Rank, Service Number & Service Details

Lance Corporal
435211
Canadian Infantry
49th Bn.

Awards: Service Medals/Honour Awards

Cemetery/Memorial: Name/Reference/Country

DIVISIONAL COLLECTING POST CEMETERY AND EXTENSION
II. F. 7.
Belgium

Headstone Inscription

Not Researched

UK & Other Memorials

Lemsford Village Memorial

Pre War

James Halsey, the sixth child of Thomas and Sarah Halsey, was born on the 11th February 1875 in the Old Toll House on Ayot Green Hertfordshire,. His father, a woodman on the Panshanger Estate, was killed in 1887 when trapped by a fallen tree.


In 1891 James was living with his widowed grandmother, Elizabeth Halsey, in Finchley and working as a green grocer's boy. By 1901 James Halsey was employed by as a footman by Edward Chester, a mining engineer .at 'The Priory', Bletchingley, Surrey.

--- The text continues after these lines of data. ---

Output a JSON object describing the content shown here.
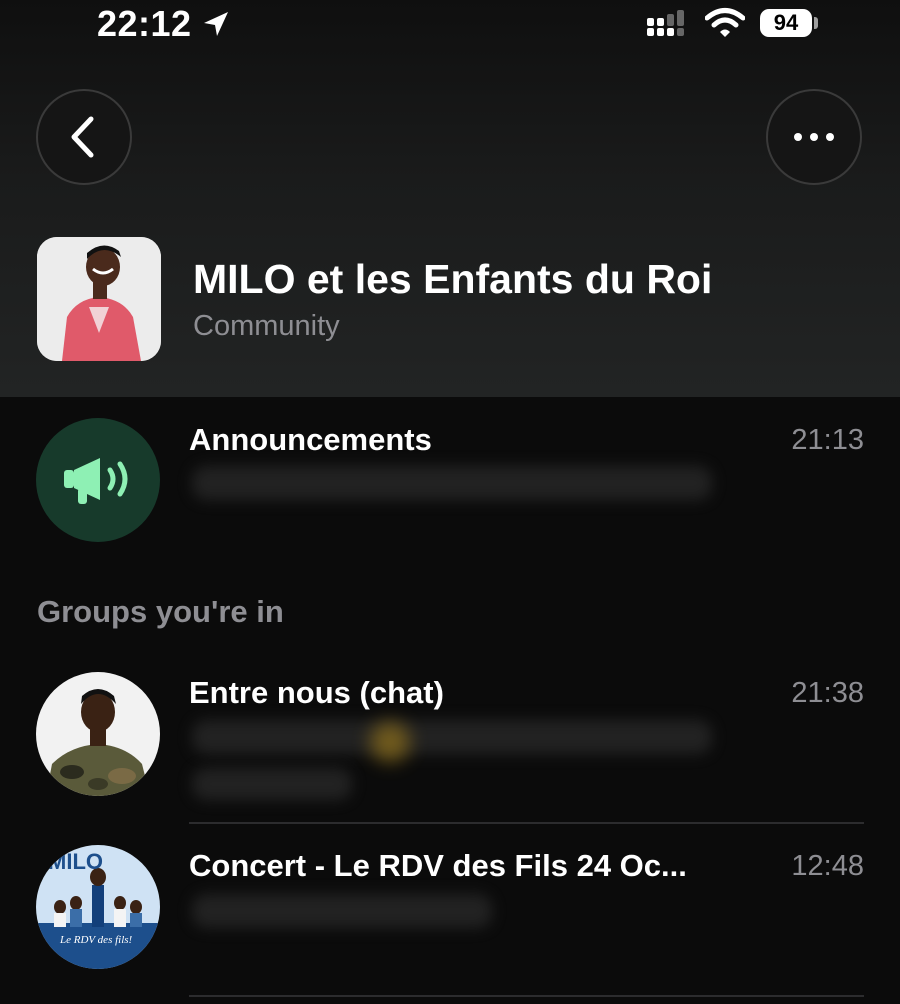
{
  "status_bar": {
    "time": "22:12",
    "battery": "94"
  },
  "header": {
    "back_icon": "chevron-left-icon",
    "more_icon": "ellipsis-icon",
    "community_name": "MILO et les Enfants du Roi",
    "community_label": "Community"
  },
  "announcements": {
    "title": "Announcements",
    "time": "21:13",
    "icon": "megaphone-icon",
    "accent": "#4cd964"
  },
  "groups_section_label": "Groups you're in",
  "groups": [
    {
      "title": "Entre nous (chat)",
      "time": "21:38"
    },
    {
      "title": "Concert - Le RDV des Fils 24 Oc...",
      "time": "12:48",
      "avatar_text_top": "MILO",
      "avatar_text_bottom": "Le RDV des fils!"
    }
  ]
}
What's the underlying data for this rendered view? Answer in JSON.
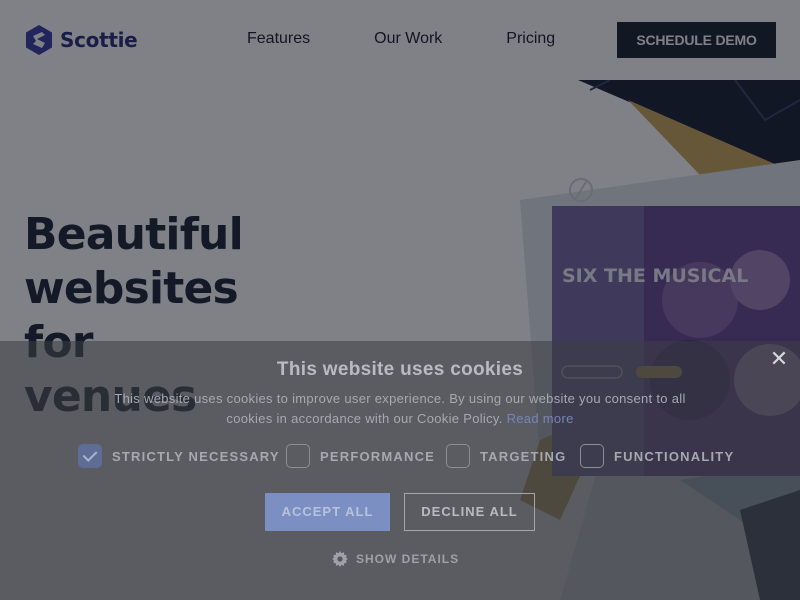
{
  "header": {
    "logo_text": "Scottie",
    "nav": [
      {
        "label": "Features"
      },
      {
        "label": "Our Work"
      },
      {
        "label": "Pricing"
      }
    ],
    "cta_label": "SCHEDULE DEMO"
  },
  "hero": {
    "title_line1": "Beautiful websites",
    "title_line2": "for",
    "title_line3": "venues",
    "poster_title": "SIX THE MUSICAL"
  },
  "cookie_banner": {
    "title": "This website uses cookies",
    "text": "This website uses cookies to improve user experience. By using our website you consent to all cookies in accordance with our Cookie Policy.",
    "read_more": "Read more",
    "options": [
      {
        "label": "STRICTLY NECESSARY",
        "checked": true
      },
      {
        "label": "PERFORMANCE",
        "checked": false
      },
      {
        "label": "TARGETING",
        "checked": false
      },
      {
        "label": "FUNCTIONALITY",
        "checked": false
      }
    ],
    "accept_label": "ACCEPT ALL",
    "decline_label": "DECLINE ALL",
    "details_label": "SHOW DETAILS",
    "close_glyph": "✕"
  },
  "colors": {
    "brand": "#2a2f7a",
    "cta_bg": "#1c2331",
    "accept_bg": "#7b8fc2",
    "poster_purple": "#5b3f8a",
    "poster_gold": "#c9a85a"
  },
  "icons": [
    "scottie-logo-icon",
    "close-icon",
    "check-icon",
    "gear-icon"
  ]
}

In 1909, James, by then a coachman, set sail from Liverpool to Quebec in Canada on board the Empress of Britain arriving on 17 September 1909. By 1915 he was settled in Calgary and working as a City Foreman. He never married.


On 19 May 1915, James, now age 40, enlisted at Calgary into the Canadian Overseas Expeditionary Force and joined the 49th Battalion, Canadian Infantry, Alberta Regiment, Service No 435211. He was described as having blue eyes, light brown hair and was 5ft, 5ins. tall. By June 1918 he had been promoted to Lance Corporal.

Wartime Service

James was killed on the 2nd June 1916 and is buried near Ypres in the Divisional Collecting Post Cemetery Extension, Belgium Plot II F 7.


The handwritten War Diary of the 49th Canadian Edmonton Regiment, 3rd Canadian Division records that the Battalion, led by a brass band, set out at 2pm on the 2nd of June 1916 to march to Belgian Chateau where they came under heavy shell fire. From there they moved in small parties to the ramparts of Ypres, all arriving by 8.30pm. Then, after a night march to Sanctuary Wood, they led a dawn counter attack and made sustained gains. Over this poeriod 6 Officers were killed, 9 wounded, 45 other ranks were killed, 257 wounded and 69 missing.